There is already evidence that this can be done: Consider the case of Zambia, which counts China as its biggest trading partner. As Lusaka looks to restructure its sovereign debt, the US has asked Zambia’s creditors like China and France to accept their losses. As Stephen Chan, a professor at London’s School of African and Oriental Studies, said in November, we may now see “competitive posturing” from the US and China to demonstrate who is “more generous” towards Zambia.
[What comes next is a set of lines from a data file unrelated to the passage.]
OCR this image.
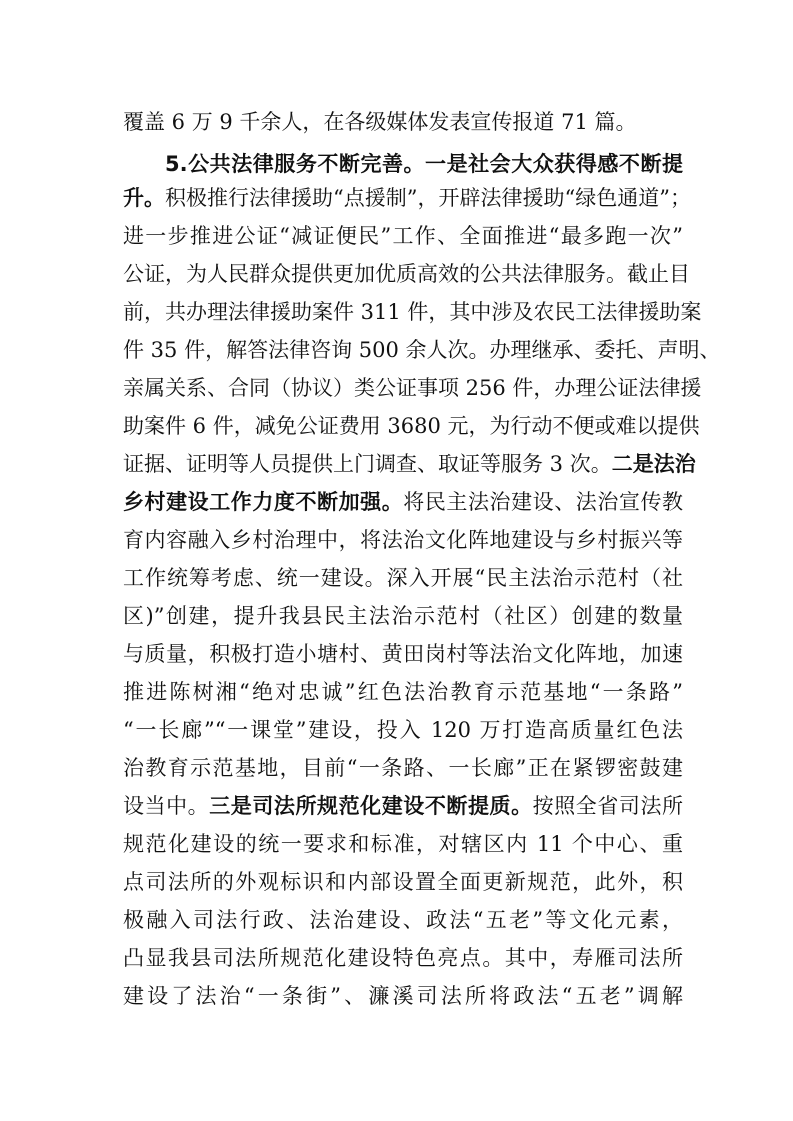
覆盖 6 万 9 千余人，在各级媒体发表宣传报道 71 篇。
5.公共法律服务不断完善。一是社会大众获得感不断提
升。积极推行法律援助“点援制”，开辟法律援助“绿色通道”；
进一步推进公证“减证便民”工作、全面推进“最多跑一次”
公证，为人民群众提供更加优质高效的公共法律服务。截止目
前，共办理法律援助案件 311 件，其中涉及农民工法律援助案
件 35 件，解答法律咨询 500 余人次。办理继承、委托、声明、
亲属关系、合同（协议）类公证事项 256 件，办理公证法律援
助案件 6 件，减免公证费用 3680 元，为行动不便或难以提供
证据、证明等人员提供上门调查、取证等服务 3 次。二是法治
乡村建设工作力度不断加强。将民主法治建设、法治宣传教
育内容融入乡村治理中，将法治文化阵地建设与乡村振兴等
工作统筹考虑、统一建设。深入开展“民主法治示范村（社
区)”创建，提升我县民主法治示范村（社区）创建的数量
与质量，积极打造小塘村、黄田岗村等法治文化阵地，加速
推进陈树湘“绝对忠诚”红色法治教育示范基地“一条路”
“一长廊”“一课堂”建设，投入 120 万打造高质量红色法
治教育示范基地，目前“一条路、一长廊”正在紧锣密鼓建
设当中。三是司法所规范化建设不断提质。按照全省司法所
规范化建设的统一要求和标准，对辖区内 11 个中心、重
点司法所的外观标识和内部设置全面更新规范，此外，积
极融入司法行政、法治建设、政法“五老”等文化元素，
凸显我县司法所规范化建设特色亮点。其中，寿雁司法所
建设了法治“一条街”、濂溪司法所将政法“五老”调解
The Biden administration has already announced that it will use the summit in Washington to pledge support for the African Union to be included in the G20 – a sign that the US recognises the growing clout of the continent. But African leaders should press for more than just a seat at the global high table.

They can learn from supposedly staunch allies of the US, like Saudi Arabia, which drive hard bargains with Washington to protect their national interests, even if that means limiting oil production to keep crude prices high. Saudi Arabia does not easily tolerate intimidation from Washington. Nor should African nations.

Go big or go home

At the climate talks, COP27, in Egypt in November, there was a glimmer of optimism that emerged in the manner in which Africa carried out its climate diplomacy. Presidents from Africa took to the podium to lambast the US and other industrialised nations for creating the climate crisis and demanded tangible billions in climate reparations funds.

Biden’s summit in Washington is an opportunity to build on Africa’s status as an influential geopolitical player. Our leaders need to look their US counterparts in the eye, secure the best deals possible for the continent and its individual nations, and not let the US set the agenda with its hypocritical preaching on liberty and democracy.

The US might be the world’s biggest power. But this could be Africa’s moment.

The views expressed in this article are the author’s own and do not necessarily reflect Al Jazeera’s editorial stance.